Going forward, perhaps the most difficult secular factor to predict is technology. Technology is the ultimate driver of per capita income growth in the classic Solow growth model. Some would argue that technology is stagnating, with computers and the internet being a relatively modest and circumscribed advance compared to past industrial revolutions. Perhaps, but there are reasons to be much more optimistic. Economic globalisation, communication and computing trends all suggest an environment highly conducive to continuing rapid innovation and implementation, not a slowdown. Indeed, I personally am far more worried that technological progress will outstrip our ability to socially and politically adapt to it, rather than being worried that innovation is stagnating. Of course, given tight credit in the aftermath of the financial crisis, some technologies may have been ‘trapped’ by lack of funding. But the ideas are not lost and the cost to growth is not necessarily permanent.

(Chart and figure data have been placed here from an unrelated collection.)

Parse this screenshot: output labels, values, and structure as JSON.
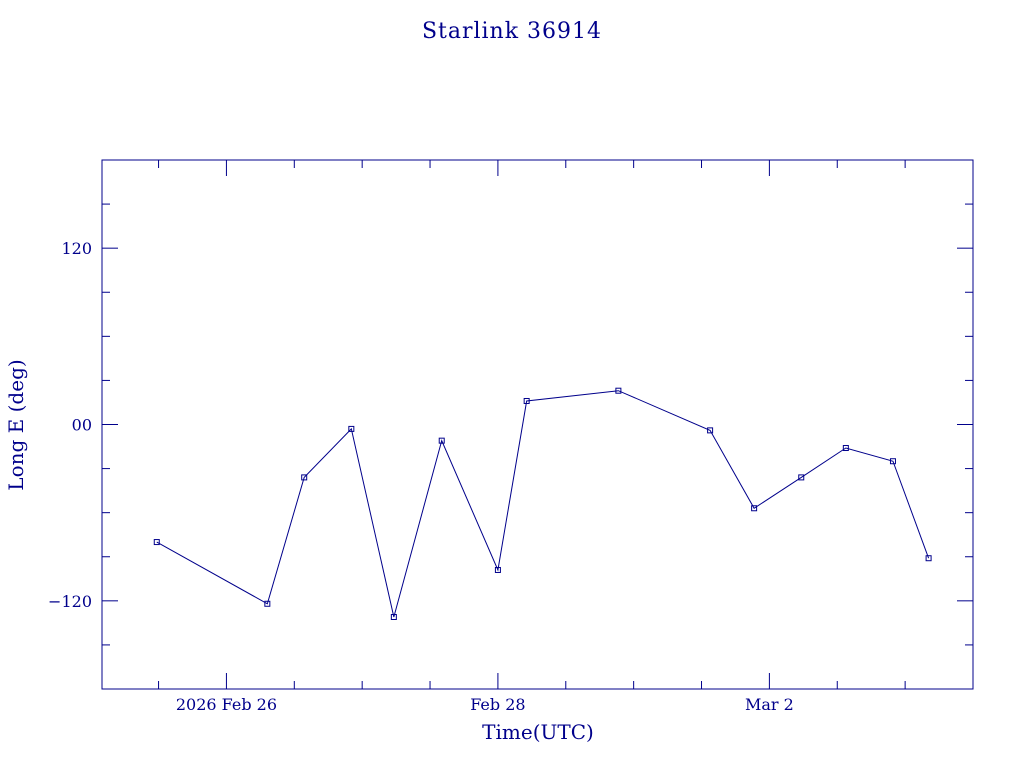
{
  "chart_data": {
    "type": "line",
    "title": "Starlink 36914",
    "xlabel": "Time(UTC)",
    "ylabel": "Long E (deg)",
    "xlim": [
      "2026-02-25 02:00",
      "2026-03-03 12:00"
    ],
    "ylim": [
      -180,
      180
    ],
    "x_tick_labels": [
      {
        "x": "2026-02-26 00:00",
        "label": "2026 Feb 26"
      },
      {
        "x": "2026-02-28 00:00",
        "label": "Feb 28"
      },
      {
        "x": "2026-03-02 00:00",
        "label": "Mar  2"
      }
    ],
    "y_tick_labels": [
      {
        "y": 120,
        "label": "120"
      },
      {
        "y": 0,
        "label": "00"
      },
      {
        "y": -120,
        "label": "−120"
      }
    ],
    "grid": false,
    "series": [
      {
        "points": [
          {
            "x": "2026-02-25 11:41",
            "y": -80
          },
          {
            "x": "2026-02-26 07:14",
            "y": -122
          },
          {
            "x": "2026-02-26 13:45",
            "y": -36
          },
          {
            "x": "2026-02-26 22:05",
            "y": -3
          },
          {
            "x": "2026-02-27 05:36",
            "y": -131
          },
          {
            "x": "2026-02-27 14:04",
            "y": -11
          },
          {
            "x": "2026-02-28 00:00",
            "y": -99
          },
          {
            "x": "2026-02-28 05:05",
            "y": 16
          },
          {
            "x": "2026-02-28 21:18",
            "y": 23
          },
          {
            "x": "2026-03-01 13:31",
            "y": -4
          },
          {
            "x": "2026-03-01 21:18",
            "y": -57
          },
          {
            "x": "2026-03-02 05:38",
            "y": -36
          },
          {
            "x": "2026-03-02 13:31",
            "y": -16
          },
          {
            "x": "2026-03-02 21:51",
            "y": -25
          },
          {
            "x": "2026-03-03 04:09",
            "y": -91
          }
        ]
      }
    ],
    "colors": {
      "axis": "#00008b",
      "line": "#00008b"
    }
  }
}
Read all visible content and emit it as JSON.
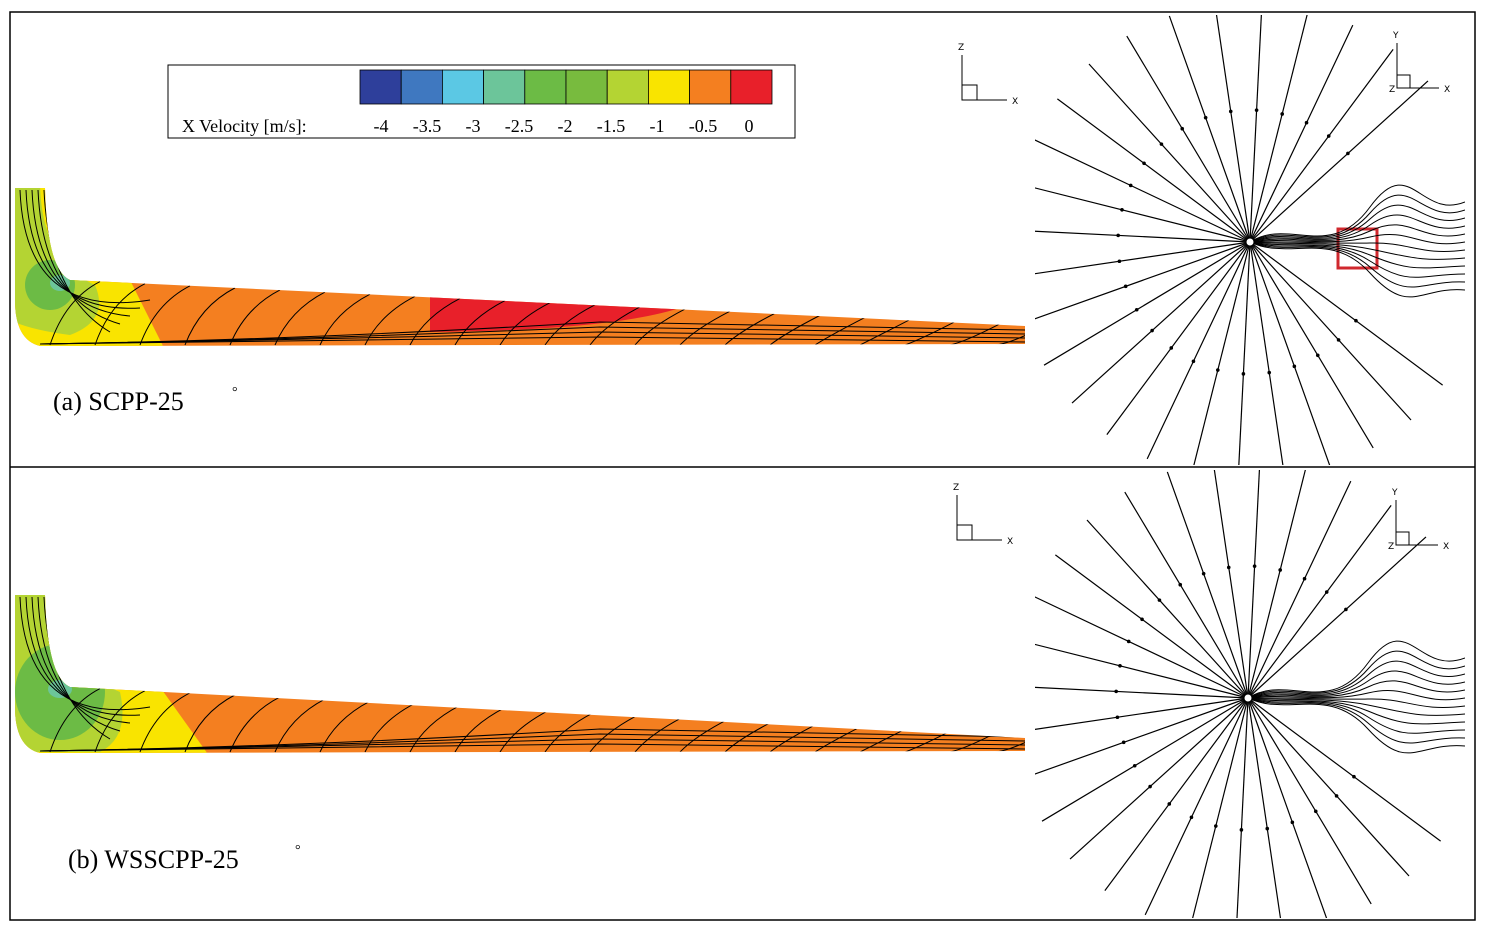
{
  "legend": {
    "title": "X Velocity [m/s]:",
    "labels": [
      "-4",
      "-3.5",
      "-3",
      "-2.5",
      "-2",
      "-1.5",
      "-1",
      "-0.5",
      "0"
    ],
    "colors": [
      "#2e3f9b",
      "#3f78c0",
      "#5bc8e4",
      "#6cc59a",
      "#6cbb45",
      "#78bb3e",
      "#b4d433",
      "#f9e400",
      "#f47f20",
      "#e8202a"
    ]
  },
  "panels": [
    {
      "label": "(a) SCPP-25",
      "degree": "°",
      "side_axes": {
        "vertical": "Z",
        "horizontal": "X"
      },
      "top_axes": {
        "vertical": "Y",
        "horizontal": "X",
        "out": "Z"
      }
    },
    {
      "label": "(b) WSSCPP-25",
      "degree": "°",
      "side_axes": {
        "vertical": "Z",
        "horizontal": "X"
      },
      "top_axes": {
        "vertical": "Y",
        "horizontal": "X",
        "out": "Z"
      }
    }
  ]
}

What of Solow’s famous 1987 remark that “You can see the computer age everywhere but in the statistics”? Perhaps, but one has to wonder to what extent the statistics accurately capture the welfare gains embodied in new goods during a period of such rapid technological advancement. Examples abound. In advanced countries, the possibilities for entertainment have expanded exponentially, with consumers having at their fingertips a treasure-trove of music, films and TV that would have been unimaginable 25 years ago. Quality-of-health improvements through the low-cost use of statins, ibuprofen and other miracle drugs are widespread. It is easy to be cynical about social media, but the fact is that humans enormously value connectively, even if GDP statistics really cannot measure the consumer surplus from these inventions. Skype and other telephony advances allow a grandmother to speak with a grandchild face to face in a distant city or country. Disruptive technologies such as Uber point the way towards vastly more efficient uses of the existing capital stock. Yes, there are negative trends such as environmental degradation that detract from welfare, but overall it is quite likely that measured GDP growth understates actual growth, especially when measured over long periods. It is quite possible that future economic historians, using perhaps more sophisticated measurement techniques, will evaluate ours as an era of strong growth in middle-class consumption, in contradiction to the often polemic discussion one sees in public debate on the issue.